PCA-Net is a recently proposed neural operator architecture which combines principal component analysis (PCA) with neural networks to approximate operators between infinite-dimensional function spaces. The present work develops approximation theory for this approach, improving and significantly extending previous work in this direction: First, a novel universal approximation result is derived, under minimal assumptions on the underlying operator and the data-generating distribution. Then, two potential obstacles to efficient operator learning with PCA-Net are identified, and made precise through lower complexity bounds; the first relates to the complexity of the output distribution, measured by a slow decay of the PCA eigenvalues. The other obstacle relates to the inherent complexity of the space of operators between infinite-dimensional input and output spaces, resulting in a rigorous and quantifiable statement of the curse of dimensionality. In addition to these lower bounds, upper complexity bounds are derived. A suitable smoothness criterion is shown to ensure an algebraic decay of the PCA eigenvalues. Furthermore, it is shown that PCA-Net can overcome the general curse of dimensionality for specific operators of interest, arising from the Darcy flow and the Navier-Stokes equations.

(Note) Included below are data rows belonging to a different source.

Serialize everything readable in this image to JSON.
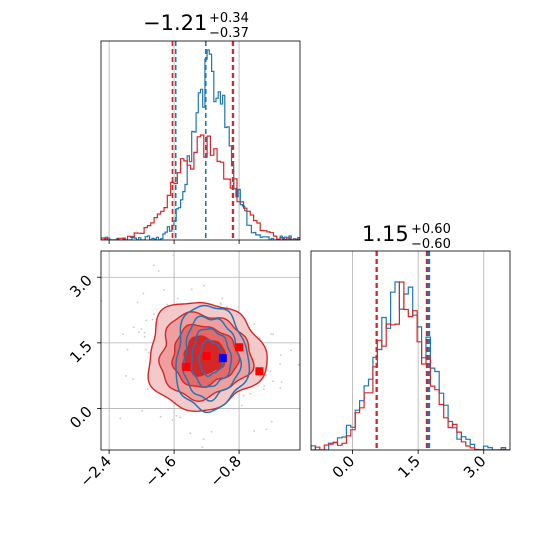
{
  "chart_data": [
    {
      "type": "histogram",
      "panel": "top-left",
      "title_value": "−1.21",
      "title_plus": "+0.34",
      "title_minus": "−0.37",
      "xlim": [
        -2.5,
        -0.05
      ],
      "grid": true,
      "series": [
        {
          "color": "#1f77b4",
          "quantiles": [
            -1.58,
            -1.21,
            -0.87
          ],
          "bin_edges_range": [
            -2.5,
            -0.05
          ],
          "peak_x": -1.15,
          "sigma": 0.22
        },
        {
          "color": "#d62728",
          "quantiles": [
            -1.62,
            -0.88
          ],
          "bin_edges_range": [
            -2.5,
            -0.05
          ],
          "peak_x": -1.23,
          "sigma": 0.35
        }
      ]
    },
    {
      "type": "contour",
      "panel": "bottom-left",
      "xlim": [
        -2.5,
        -0.05
      ],
      "ylim": [
        -0.95,
        3.6
      ],
      "xticks": [
        "−2.4",
        "−1.6",
        "−0.8"
      ],
      "xtick_values": [
        -2.4,
        -1.6,
        -0.8
      ],
      "yticks": [
        "0.0",
        "1.5",
        "3.0"
      ],
      "ytick_values": [
        0.0,
        1.5,
        3.0
      ],
      "grid": true,
      "series": [
        {
          "color": "#1f77b4",
          "center": [
            -1.15,
            1.15
          ],
          "sigma_x": 0.22,
          "sigma_y": 0.6,
          "points": [
            [
              -1.0,
              1.15
            ]
          ],
          "point_color": "#0000ff"
        },
        {
          "color": "#d62728",
          "center": [
            -1.23,
            1.2
          ],
          "sigma_x": 0.35,
          "sigma_y": 0.6,
          "points": [
            [
              -1.2,
              1.2
            ],
            [
              -0.8,
              1.4
            ],
            [
              -0.55,
              0.85
            ],
            [
              -1.45,
              0.95
            ]
          ],
          "point_color": "#ff0000"
        }
      ]
    },
    {
      "type": "histogram",
      "panel": "bottom-right",
      "title_value": "1.15",
      "title_plus": "+0.60",
      "title_minus": "−0.60",
      "xlim": [
        -0.95,
        3.6
      ],
      "xticks": [
        "0.0",
        "1.5",
        "3.0"
      ],
      "xtick_values": [
        0.0,
        1.5,
        3.0
      ],
      "grid": true,
      "series": [
        {
          "color": "#1f77b4",
          "quantiles": [
            0.55,
            1.75
          ],
          "peak_x": 1.15,
          "sigma": 0.6
        },
        {
          "color": "#d62728",
          "quantiles": [
            0.55,
            1.7
          ],
          "peak_x": 1.15,
          "sigma": 0.6
        }
      ]
    }
  ]
}
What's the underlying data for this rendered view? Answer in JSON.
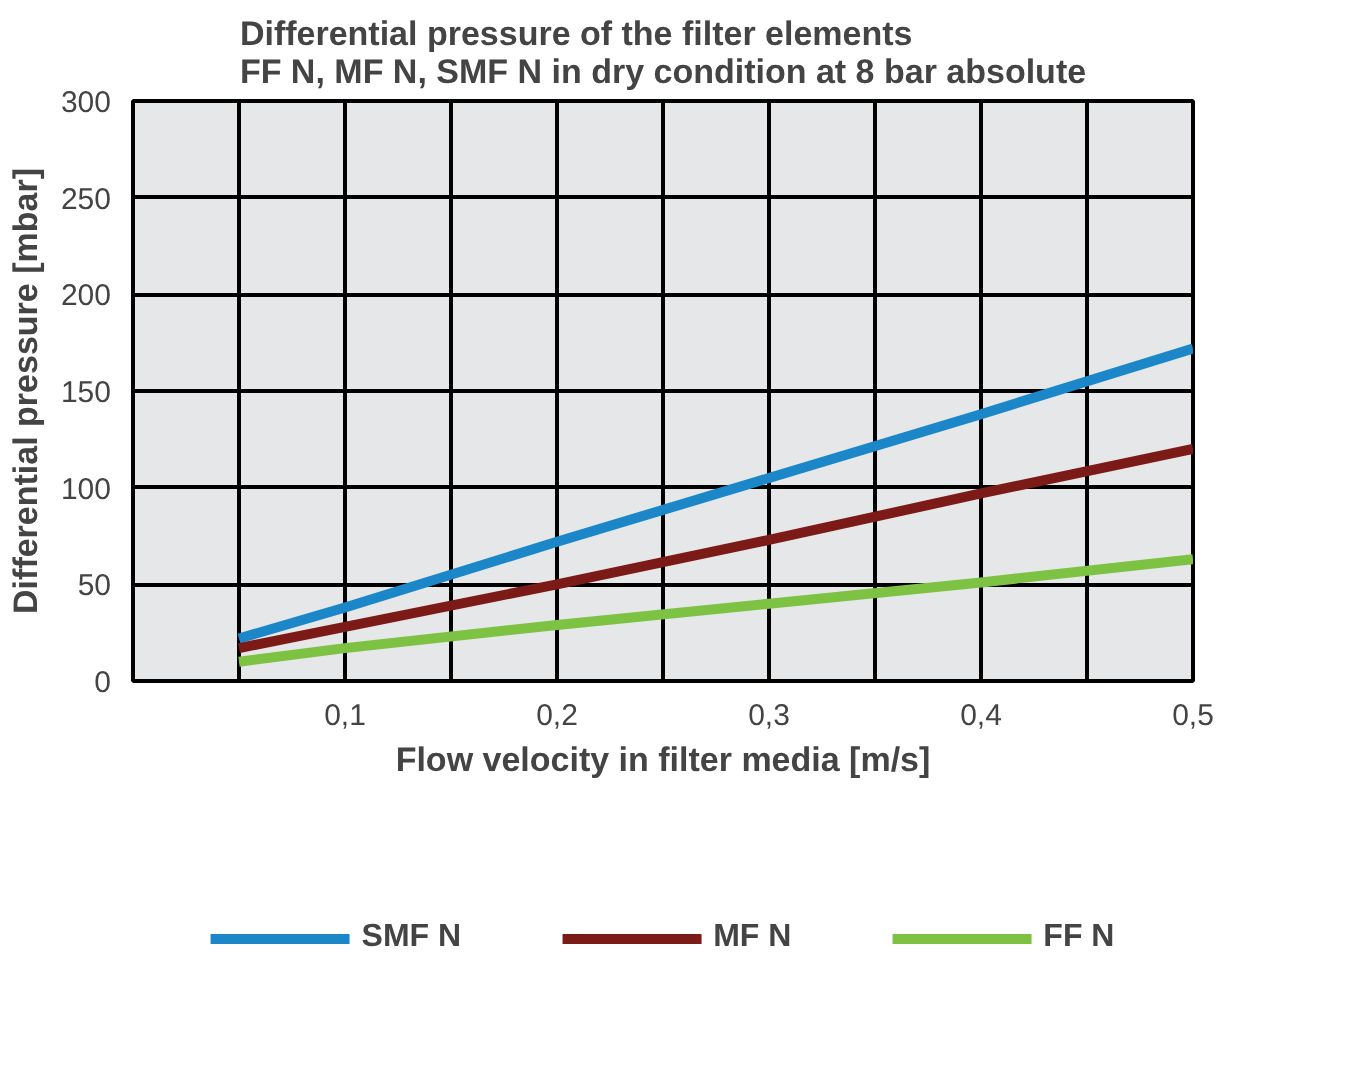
{
  "chart_data": {
    "type": "line",
    "title": "Differential pressure of the filter elements\nFF N, MF N, SMF N in dry condition at 8 bar absolute",
    "xlabel": "Flow velocity in filter media [m/s]",
    "ylabel": "Differential pressure [mbar]",
    "xlim": [
      0,
      0.5
    ],
    "ylim": [
      0,
      300
    ],
    "xticks": [
      {
        "value": 0.05,
        "label": null
      },
      {
        "value": 0.1,
        "label": "0,1"
      },
      {
        "value": 0.15,
        "label": null
      },
      {
        "value": 0.2,
        "label": "0,2"
      },
      {
        "value": 0.25,
        "label": null
      },
      {
        "value": 0.3,
        "label": "0,3"
      },
      {
        "value": 0.35,
        "label": null
      },
      {
        "value": 0.4,
        "label": "0,4"
      },
      {
        "value": 0.45,
        "label": null
      },
      {
        "value": 0.5,
        "label": "0,5"
      }
    ],
    "yticks": [
      0,
      50,
      100,
      150,
      200,
      250,
      300
    ],
    "x": [
      0.05,
      0.1,
      0.2,
      0.3,
      0.4,
      0.5
    ],
    "series": [
      {
        "name": "SMF N",
        "color": "#1b87c9",
        "values": [
          22,
          38,
          72,
          105,
          138,
          172
        ]
      },
      {
        "name": "MF N",
        "color": "#7b1a16",
        "values": [
          17,
          28,
          50,
          73,
          97,
          120
        ]
      },
      {
        "name": "FF N",
        "color": "#7dc242",
        "values": [
          10,
          17,
          29,
          40,
          51,
          63
        ]
      }
    ],
    "grid": true,
    "legend": "bottom",
    "line_style": "solid",
    "marker": "none"
  }
}
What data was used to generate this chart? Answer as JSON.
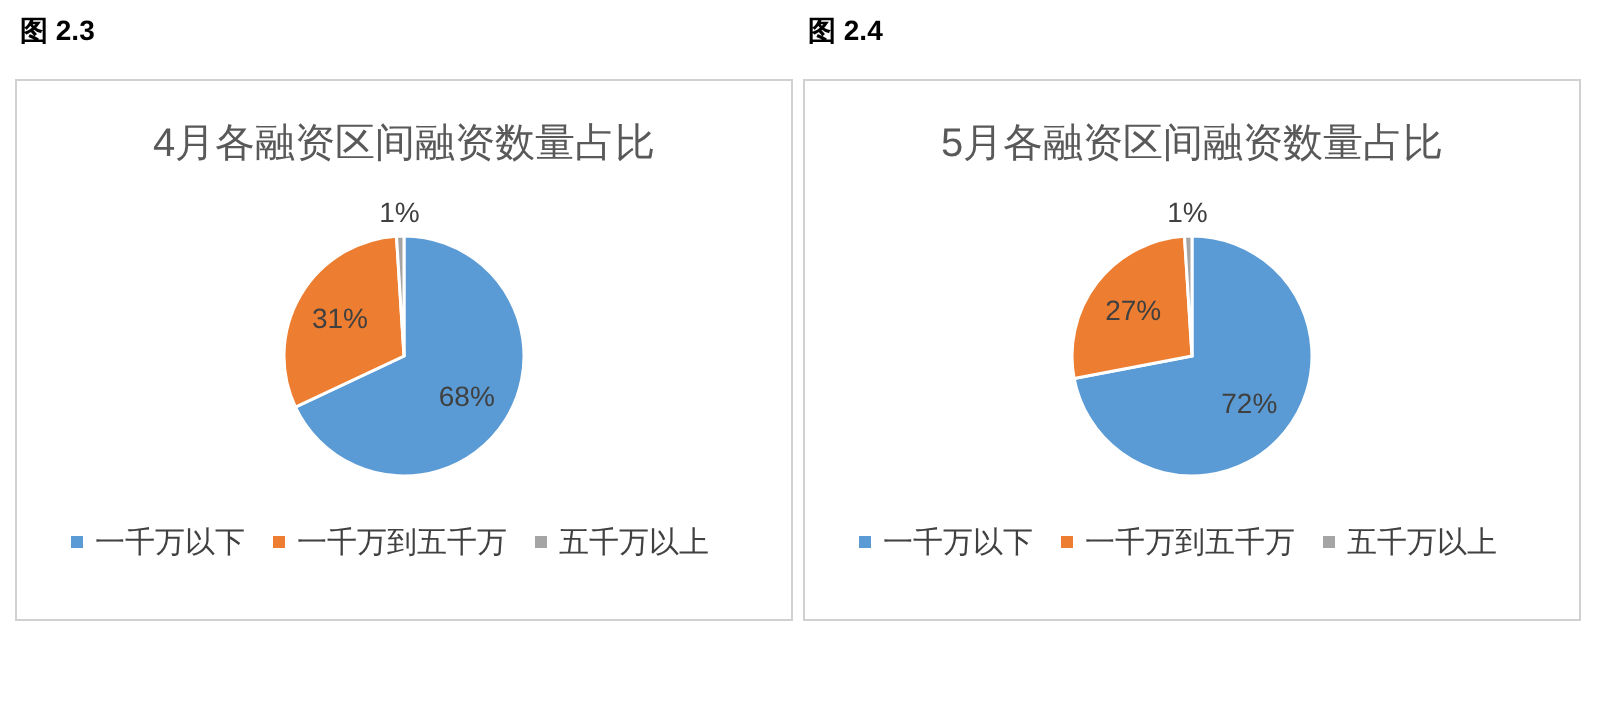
{
  "chart_data": [
    {
      "type": "pie",
      "title": "4月各融资区间融资数量占比",
      "annotations": [
        "图 2.3"
      ],
      "categories": [
        "一千万以下",
        "一千万到五千万",
        "五千万以上"
      ],
      "values": [
        68,
        31,
        1
      ],
      "value_labels": [
        "68%",
        "31%",
        "1%"
      ],
      "colors": [
        "#5b9bd5",
        "#ed7d31",
        "#a5a5a5"
      ],
      "legend": "bottom"
    },
    {
      "type": "pie",
      "title": "5月各融资区间融资数量占比",
      "annotations": [
        "图 2.4"
      ],
      "categories": [
        "一千万以下",
        "一千万到五千万",
        "五千万以上"
      ],
      "values": [
        72,
        27,
        1
      ],
      "value_labels": [
        "72%",
        "27%",
        "1%"
      ],
      "colors": [
        "#5b9bd5",
        "#ed7d31",
        "#a5a5a5"
      ],
      "legend": "bottom"
    }
  ]
}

翻译：PCA-Net是近期提出的一种神经算子架构，它结合主成分分析（PCA）与神经网络来逼近无限维函数空间之间的算子。本文发展了该方法的逼近理论，改进并显著扩展了该方向的先前工作：首先，在算子和数据生成分布的最小假设条件下，推导了新颖的普适逼近结果。随后，识别了使用PCA-Net进行高效算子学习的两个潜在障碍，并通过下复杂度界精确刻画：第一个障碍与输出分布的复杂度相关，表现为PCA特征值的缓慢衰减；第二个障碍涉及无限维输入与输出空间之间算子空间的固有复杂度，由此得出了严格且可量化的维度灾难表述。除这些下界外，还推导了上复杂度界。证明了合适的平滑性准则可确保PCA特征值的代数衰减。此外，研究表明，对于源自达西流和纳维-斯托克斯方程的特定算子，PCA-Net能够克服一般性的维度灾难。